Untuk membuktikan komitmen tersebut, jajaran Polres Batam gencar melakukan sosialisasi mengenai prosedur rekrutmen yang sah kepada masyarakat di wilayah Kepulauan Riau. Polisi mengingatkan agar calon pendaftar dan orang tua tidak mudah percaya pada oknum atau calo yang menjanjikan kelulusan dengan imbalan sejumlah uang. Batam sebagai kota yang strategis dan dinamis sering kali menjadi sasaran empuk bagi para penipu yang memanfaatkan ketidaktahuan warga. Melalui kampanye “Clear and Clean”, kepolisian ingin memastikan bahwa hanya putra-putri terbaik dengan kemampuan nyata yang dapat bergabung menjadi anggota Polri demi menjaga profesionalisme institusi di masa depan.

Kunci dari sistem rekrutmen modern ini adalah penerapan prinsip BETAH yang merupakan akronim dari Bersih, Transparan, Akuntabel, dan Humanis. Bersih berarti tidak ada celah bagi praktik suap atau korupsi dalam setiap tahapan tes. Transparan bermakna seluruh proses penilaian dapat dipantau langsung oleh peserta dan orang tua, bahkan nilai ujian sering kali langsung ditampilkan di layar setelah tes berakhir. Akuntabel berarti setiap keputusan kelulusan dapat dipertanggungjawabkan berdasarkan data dan kemampuan objektif peserta. Sedangkan Humanis mencerminkan pelayanan panitia seleksi yang memperlakukan setiap calon siswa dengan adab dan rasa hormat tanpa ada intimidasi.

Para calon pendaftar diimbau untuk lebih fokus mempersiapkan fisik, mental, dan intelektualitas mereka dibandingkan mencari “jalur belakang” yang tidak ada.
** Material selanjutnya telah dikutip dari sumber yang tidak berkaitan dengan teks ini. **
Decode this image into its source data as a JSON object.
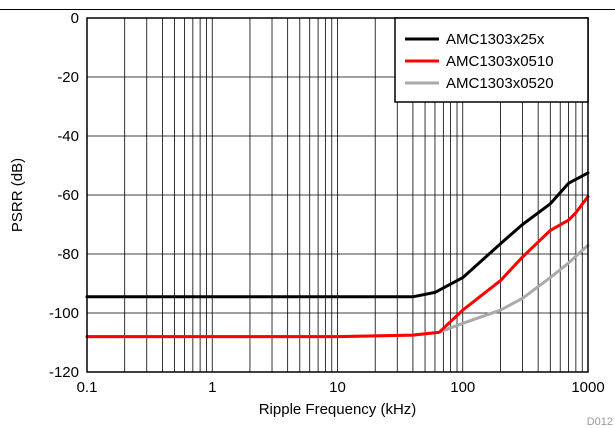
{
  "figure_id": "D012",
  "chart_data": {
    "type": "line",
    "xlabel": "Ripple Frequency (kHz)",
    "ylabel": "PSRR (dB)",
    "x_scale": "log",
    "xlim": [
      0.1,
      1000
    ],
    "ylim": [
      -120,
      0
    ],
    "x_ticks": [
      {
        "value": 0.1,
        "label": "0.1"
      },
      {
        "value": 1,
        "label": "1"
      },
      {
        "value": 10,
        "label": "10"
      },
      {
        "value": 100,
        "label": "100"
      },
      {
        "value": 1000,
        "label": "1000"
      }
    ],
    "y_ticks": [
      {
        "value": 0,
        "label": "0"
      },
      {
        "value": -20,
        "label": "-20"
      },
      {
        "value": -40,
        "label": "-40"
      },
      {
        "value": -60,
        "label": "-60"
      },
      {
        "value": -80,
        "label": "-80"
      },
      {
        "value": -100,
        "label": "-100"
      },
      {
        "value": -120,
        "label": "-120"
      }
    ],
    "grid": true,
    "legend_position": "top-right",
    "series": [
      {
        "name": "AMC1303x25x",
        "color": "#000000",
        "x": [
          0.1,
          1,
          10,
          40,
          60,
          100,
          200,
          300,
          500,
          700,
          1000
        ],
        "y": [
          -94.5,
          -94.5,
          -94.5,
          -94.5,
          -93,
          -88,
          -76.5,
          -70,
          -63,
          -56,
          -52.5
        ]
      },
      {
        "name": "AMC1303x0510",
        "color": "#ff0000",
        "x": [
          0.1,
          1,
          10,
          40,
          65,
          100,
          200,
          300,
          500,
          700,
          800,
          1000
        ],
        "y": [
          -108,
          -108,
          -108,
          -107.5,
          -106.5,
          -99,
          -89,
          -81,
          -72,
          -68.5,
          -66,
          -60.5
        ]
      },
      {
        "name": "AMC1303x0520",
        "color": "#aaaaaa",
        "x": [
          0.1,
          1,
          10,
          40,
          65,
          100,
          200,
          300,
          500,
          700,
          1000
        ],
        "y": [
          -108,
          -108,
          -108,
          -107.5,
          -106.5,
          -103.5,
          -99,
          -95,
          -88,
          -83,
          -77
        ]
      }
    ]
  }
}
Di wilayah hukum Polres Batam, panitia seleksi melibatkan pengawas eksternal dari berbagai unsur masyarakat, seperti tokoh pendidikan, LSM, hingga jurnalis, untuk memastikan tidak ada kecurangan sedikit pun. Sistem seleksi menggunakan teknologi informasi yang canggih untuk meminimalisir intervensi manusia dalam penilaian. Jika ada oknum anggota kepolisian atau warga sipil yang meminta uang dengan janji meloloskan, masyarakat diminta untuk segera melaporkannya ke unit Propam untuk ditindak tegas secara hukum.